VANCOUVER, Canada -- A West Vancouver businessman, leader of one of Hong Kong's wealthiest and most prominent families, has given $4-million to the University of Toronto as part of a grand plan to create a network of Buddhist studies programs to span the globe.

The new program -- to be announced today at the university's Scarborough campus -- is the fourth institution worldwide and the second in Canada to receive millions of dollars to study and teach the eastern religion as part of the legacy of billionaire Robert Hung-Ngai Ho.

Mr. Ho, 73, said his family's motto is to give back, and he wants to return money that has been in his family since the time of his grandfather.

"We have a focus of making Buddhism more appreciated and more widely known," said the soft-spoken Mr. Ho in an interview in his second-storey office in West Vancouver, decorated sparingly with calligraphy and ancient Chinese pottery.

In 2000, one of Mr. Ho's charitable foundations, the Tung Lin Kok Yuen society, committed $15-million over 10 years to a Buddhism program at Hong Kong University.

Then, he breathed life into the International Buddhist College in Songkla, Thailand, with a $600,000 donation after the college had to abandon construction on several buildings because it didn't have the funds to continue.

The buildings bear the Ho family name.

In February, the University of British Columbia announced Mr. Ho had given it $4-million for a chair named after his foundation, and in early March, Mr. Ho finalized his $4-million deal with the University of Toronto.

"We've got Thailand, we've got Hong Kong, we've got Vancouver, we've got Toronto. Next stop is south of the border," said Mr. Ho, adding that he has made contact with the University of California at Berkeley, and from there would like to expand to the University of London in England.

"Our plan is to circle the globe," he said.

Mr. Ho's grandfather, Sir Robert Ho Tung, made a fortune on land deals and commodity trading, and today his business is a worldwide empire.

But Mr. Ho says his charitable efforts spring from his grandmother, Lady Clara Lin-Kok, who founded a temple and a free school in Hong Kong in the early 20th century.

"Our goal is to make Buddhism known to people," Mr. Ho said. "In pockets of the world, they think Buddhism is a superstition, and that is totally inaccurate.

"If you are a Buddhist, you do not need to go to a temple, you pray at home, you can pray anywhere," he said. "You don't have to live in the mountains and meditate, you can live in the world."

The $4-million deal with U of T was reached in early March, said William Bowen, Chair of Humanities at the Scarborough campus. The campus's principal, Kwong-loi Shun, was approached by Mr. Ho as the details of his UBC deal were being finalized last year, he said.

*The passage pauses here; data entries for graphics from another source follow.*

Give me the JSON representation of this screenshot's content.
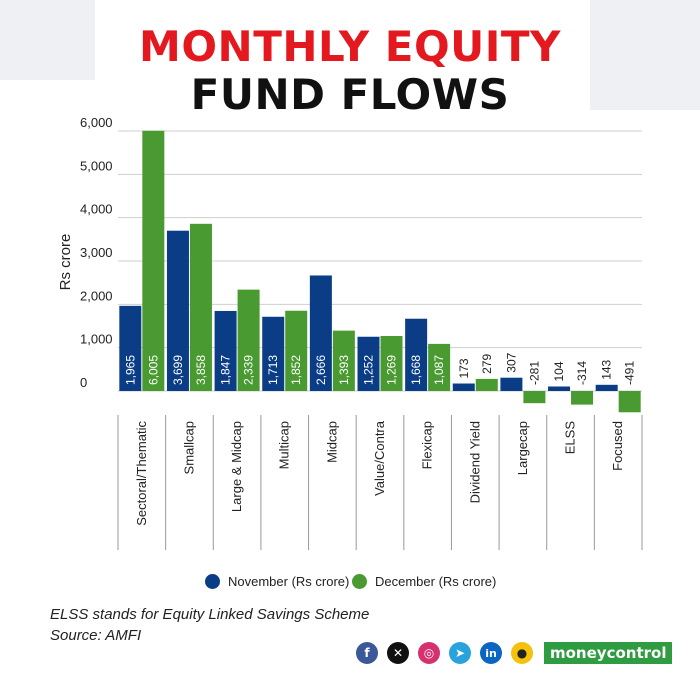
{
  "title": {
    "line1": "MONTHLY EQUITY",
    "line2": "FUND FLOWS"
  },
  "colors": {
    "november": "#0b3d86",
    "december": "#4a9a32",
    "title_accent": "#e4191f"
  },
  "chart_data": {
    "type": "bar",
    "title": "MONTHLY EQUITY FUND FLOWS",
    "xlabel": "",
    "ylabel": "Rs crore",
    "ylim": [
      -600,
      6200
    ],
    "yticks": [
      0,
      1000,
      2000,
      3000,
      4000,
      5000,
      6000
    ],
    "ytick_labels": [
      "0",
      "1,000",
      "2,000",
      "3,000",
      "4,000",
      "5,000",
      "6,000"
    ],
    "grid": true,
    "legend_position": "bottom",
    "categories": [
      "Sectoral/Thematic",
      "Smallcap",
      "Large & Midcap",
      "Multicap",
      "Midcap",
      "Value/Contra",
      "Flexicap",
      "Dividend Yield",
      "Largecap",
      "ELSS",
      "Focused"
    ],
    "series": [
      {
        "name": "November (Rs crore)",
        "values": [
          1965,
          3699,
          1847,
          1713,
          2666,
          1252,
          1668,
          173,
          307,
          104,
          143
        ],
        "labels": [
          "1,965",
          "3,699",
          "1,847",
          "1,713",
          "2,666",
          "1,252",
          "1,668",
          "173",
          "307",
          "104",
          "143"
        ]
      },
      {
        "name": "December (Rs crore)",
        "values": [
          6005,
          3858,
          2339,
          1852,
          1393,
          1269,
          1087,
          279,
          -281,
          -314,
          -491
        ],
        "labels": [
          "6,005",
          "3,858",
          "2,339",
          "1,852",
          "1,393",
          "1,269",
          "1,087",
          "279",
          "-281",
          "-314",
          "-491"
        ]
      }
    ]
  },
  "footnotes": {
    "note": "ELSS stands for Equity Linked Savings Scheme",
    "source": "Source: AMFI"
  },
  "social": {
    "icons": [
      "facebook-icon",
      "x-icon",
      "instagram-icon",
      "telegram-icon",
      "linkedin-icon",
      "koo-icon"
    ],
    "brand": "moneycontrol"
  }
}
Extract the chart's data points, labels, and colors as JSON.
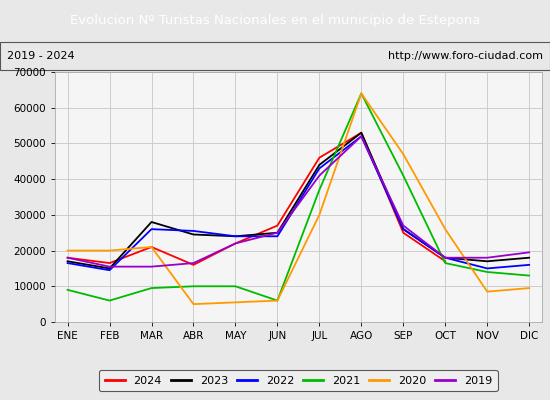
{
  "title": "Evolucion Nº Turistas Nacionales en el municipio de Estepona",
  "subtitle_left": "2019 - 2024",
  "subtitle_right": "http://www.foro-ciudad.com",
  "title_bg_color": "#4472c4",
  "title_fg_color": "#ffffff",
  "months": [
    "ENE",
    "FEB",
    "MAR",
    "ABR",
    "MAY",
    "JUN",
    "JUL",
    "AGO",
    "SEP",
    "OCT",
    "NOV",
    "DIC"
  ],
  "ylim": [
    0,
    70000
  ],
  "yticks": [
    0,
    10000,
    20000,
    30000,
    40000,
    50000,
    60000,
    70000
  ],
  "series": {
    "2024": {
      "color": "#ff0000",
      "data": [
        18000,
        16500,
        21000,
        16000,
        22000,
        27000,
        46000,
        53000,
        25000,
        17000,
        null,
        null
      ]
    },
    "2023": {
      "color": "#000000",
      "data": [
        17000,
        15000,
        28000,
        24500,
        24000,
        25000,
        44000,
        53000,
        26000,
        18000,
        17000,
        18000
      ]
    },
    "2022": {
      "color": "#0000ff",
      "data": [
        16500,
        14500,
        26000,
        25500,
        24000,
        24000,
        43000,
        52000,
        26000,
        18000,
        15000,
        16000
      ]
    },
    "2021": {
      "color": "#00bb00",
      "data": [
        9000,
        6000,
        9500,
        10000,
        10000,
        6000,
        37000,
        64000,
        41000,
        16500,
        14000,
        13000
      ]
    },
    "2020": {
      "color": "#ff9900",
      "data": [
        20000,
        20000,
        21000,
        5000,
        5500,
        6000,
        30000,
        64000,
        47000,
        26000,
        8500,
        9500
      ]
    },
    "2019": {
      "color": "#9900cc",
      "data": [
        18000,
        15500,
        15500,
        16500,
        22000,
        25000,
        41000,
        52000,
        27000,
        18000,
        18000,
        19500
      ]
    }
  },
  "legend_order": [
    "2024",
    "2023",
    "2022",
    "2021",
    "2020",
    "2019"
  ],
  "bg_color": "#e8e8e8",
  "plot_bg_color": "#f5f5f5",
  "grid_color": "#cccccc",
  "border_color": "#555555"
}
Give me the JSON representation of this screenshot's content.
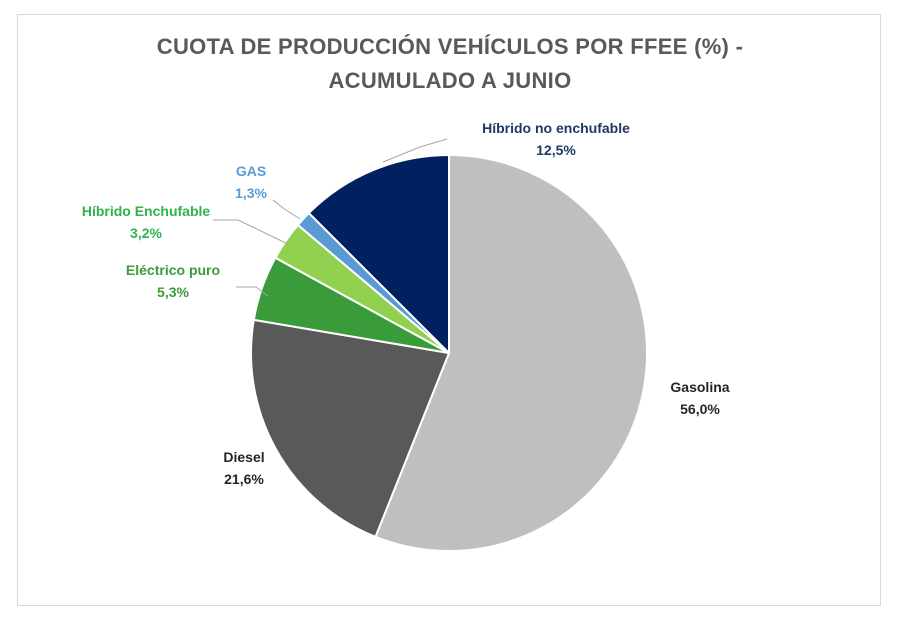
{
  "chart_data": {
    "type": "pie",
    "title_line1": "CUOTA DE PRODUCCIÓN VEHÍCULOS POR FFEE (%)  -",
    "title_line2": "ACUMULADO A JUNIO",
    "slices": [
      {
        "label": "Gasolina",
        "value": 56.0,
        "value_label": "56,0%",
        "color": "#bfbfbf",
        "label_color": "#262626"
      },
      {
        "label": "Diesel",
        "value": 21.6,
        "value_label": "21,6%",
        "color": "#595959",
        "label_color": "#262626"
      },
      {
        "label": "Eléctrico puro",
        "value": 5.3,
        "value_label": "5,3%",
        "color": "#3a9b3a",
        "label_color": "#3a9b3a"
      },
      {
        "label": "Híbrido Enchufable",
        "value": 3.2,
        "value_label": "3,2%",
        "color": "#92d050",
        "label_color": "#2fb34a"
      },
      {
        "label": "GAS",
        "value": 1.3,
        "value_label": "1,3%",
        "color": "#5b9bd5",
        "label_color": "#5b9bd5"
      },
      {
        "label": "Híbrido no enchufable",
        "value": 12.5,
        "value_label": "12,5%",
        "color": "#002060",
        "label_color": "#1f3864"
      }
    ]
  }
}
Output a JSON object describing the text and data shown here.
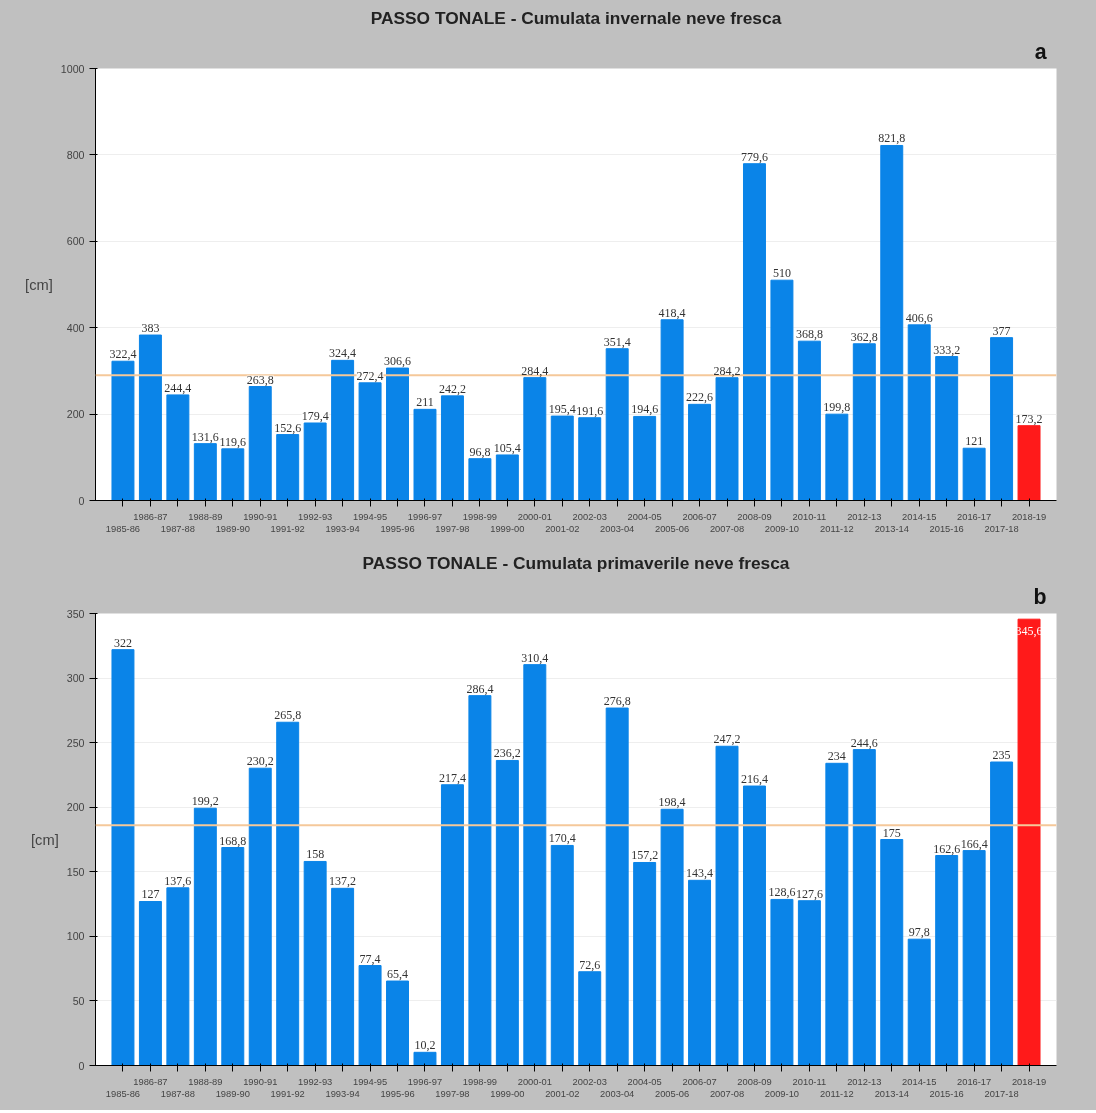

Of the $4-million, $3-million will create an endowment for a visiting professor, and the rest will fund a series of public lectures expected to attract Buddhist speakers from around the world. It will join the Yehan Numata, a Buddhist studies program at U of T's Mississauga campus.

All of the programs, from Hong Kong to Vancouver to Toronto, would share ideas and professors, and would support each others' educational missions, Prof. Bowen said.

"These are the pieces of the puzzle across the three campuses," he said.

U of T policy forbids the use of donated money until one year after the gift is made, said Prof. Bowen, so the program would be expected to begin in 2007.

Mr. Ho graduated from Colgate University in 1956 with a BA and began a journalism career with a masters degree at Columbia University in 1958.

He covered the White House and the United Nations for National Geographic for several years.